From Washington, the theme turns more to business than politics, with an itinerary that will take the crown prince from Washington to Boston, New York, Seattle, San Francisco, Los Angeles and Houston. More than $35 billion of deals could be announced during the trip, according to a National Security Council official.

That would follow a decision last week by Goldman Sachs Group Inc., an erstwhile adviser to companies and governments in the Middle East, to deploy its own money in Saudi Arabia for the first time. The Saudis also plan to build nuclear power plants, and Washington is encouraging them to enlist American companies for the effort.

The political and investment news may help the crown prince distance himself from controversy following his decision to detain dozens of princes and members of the kingdom’s business elite late last year in what the government claimed was a crackdown on corruption.

In New York, he’ll host a forum for business executives and meet United Nations Secretary General Antonio Guterres.
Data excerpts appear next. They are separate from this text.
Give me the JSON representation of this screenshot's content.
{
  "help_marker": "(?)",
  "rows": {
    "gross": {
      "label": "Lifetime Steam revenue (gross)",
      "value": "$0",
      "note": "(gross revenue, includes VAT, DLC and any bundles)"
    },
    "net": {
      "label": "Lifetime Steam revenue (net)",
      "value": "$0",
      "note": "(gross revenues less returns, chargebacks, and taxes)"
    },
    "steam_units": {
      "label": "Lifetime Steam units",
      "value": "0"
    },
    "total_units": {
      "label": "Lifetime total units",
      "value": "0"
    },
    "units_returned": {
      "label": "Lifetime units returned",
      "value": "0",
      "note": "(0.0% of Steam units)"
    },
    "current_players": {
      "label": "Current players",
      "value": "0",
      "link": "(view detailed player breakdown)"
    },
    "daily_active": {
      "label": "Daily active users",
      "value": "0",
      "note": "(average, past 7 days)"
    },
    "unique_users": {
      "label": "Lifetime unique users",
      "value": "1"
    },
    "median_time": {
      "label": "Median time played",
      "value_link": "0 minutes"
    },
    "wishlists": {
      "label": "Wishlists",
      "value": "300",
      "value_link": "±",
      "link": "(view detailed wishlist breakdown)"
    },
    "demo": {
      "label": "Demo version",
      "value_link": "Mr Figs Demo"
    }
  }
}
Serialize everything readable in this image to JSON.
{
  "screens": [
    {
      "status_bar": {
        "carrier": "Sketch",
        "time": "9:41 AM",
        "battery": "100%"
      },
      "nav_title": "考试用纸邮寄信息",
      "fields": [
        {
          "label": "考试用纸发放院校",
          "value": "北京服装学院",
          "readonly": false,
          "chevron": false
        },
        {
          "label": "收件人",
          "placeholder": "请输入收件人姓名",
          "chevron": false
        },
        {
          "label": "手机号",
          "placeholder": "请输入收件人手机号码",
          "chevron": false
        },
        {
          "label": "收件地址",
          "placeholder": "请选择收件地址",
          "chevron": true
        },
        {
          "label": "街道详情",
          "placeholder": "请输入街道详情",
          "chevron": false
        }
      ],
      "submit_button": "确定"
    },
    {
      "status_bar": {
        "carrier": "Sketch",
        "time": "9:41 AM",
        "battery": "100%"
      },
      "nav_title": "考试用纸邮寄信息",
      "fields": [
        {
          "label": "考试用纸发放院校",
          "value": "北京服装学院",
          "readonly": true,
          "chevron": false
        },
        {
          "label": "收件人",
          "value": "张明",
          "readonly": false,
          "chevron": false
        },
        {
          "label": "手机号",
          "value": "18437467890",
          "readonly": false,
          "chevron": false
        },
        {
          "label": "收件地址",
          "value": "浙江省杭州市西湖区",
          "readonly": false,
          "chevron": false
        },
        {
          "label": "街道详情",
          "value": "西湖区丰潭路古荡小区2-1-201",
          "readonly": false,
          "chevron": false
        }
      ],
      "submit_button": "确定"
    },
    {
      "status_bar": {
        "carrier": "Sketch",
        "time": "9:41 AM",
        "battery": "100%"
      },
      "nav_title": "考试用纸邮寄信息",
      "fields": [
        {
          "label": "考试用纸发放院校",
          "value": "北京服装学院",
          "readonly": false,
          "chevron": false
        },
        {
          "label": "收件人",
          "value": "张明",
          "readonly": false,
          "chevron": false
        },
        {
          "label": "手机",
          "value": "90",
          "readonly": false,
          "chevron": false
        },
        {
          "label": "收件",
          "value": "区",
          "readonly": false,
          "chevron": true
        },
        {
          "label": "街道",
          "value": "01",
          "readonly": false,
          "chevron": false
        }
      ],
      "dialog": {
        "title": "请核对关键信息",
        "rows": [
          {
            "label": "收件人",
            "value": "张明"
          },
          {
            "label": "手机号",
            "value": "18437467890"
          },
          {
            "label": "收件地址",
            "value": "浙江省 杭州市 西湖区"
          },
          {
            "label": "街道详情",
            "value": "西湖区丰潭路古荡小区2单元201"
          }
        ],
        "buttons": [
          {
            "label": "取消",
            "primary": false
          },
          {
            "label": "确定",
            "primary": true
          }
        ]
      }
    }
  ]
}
Saudi Arabia has come under harsh criticism at the UN for its lead role in the Yemen war and the resulting humanitarian disaster.

From the capital of U.S. finance, he’ll travel to the nation’s technology centers, meeting with philanthropic groups as well as leaders of companies including Google, Apple Inc., and Lockheed Martin Corp.

Finally, the crown prince will visit Saudi oil company Aramco’s research center in Houston on April 7 before returning to Riyadh.

Mohammed’s visit is probably not the last by a top Saudi leader this year. The country’s embassy in Washington said the crown prince’s extensive trip will lay groundwork for another visit later this year, by his father, King Salman.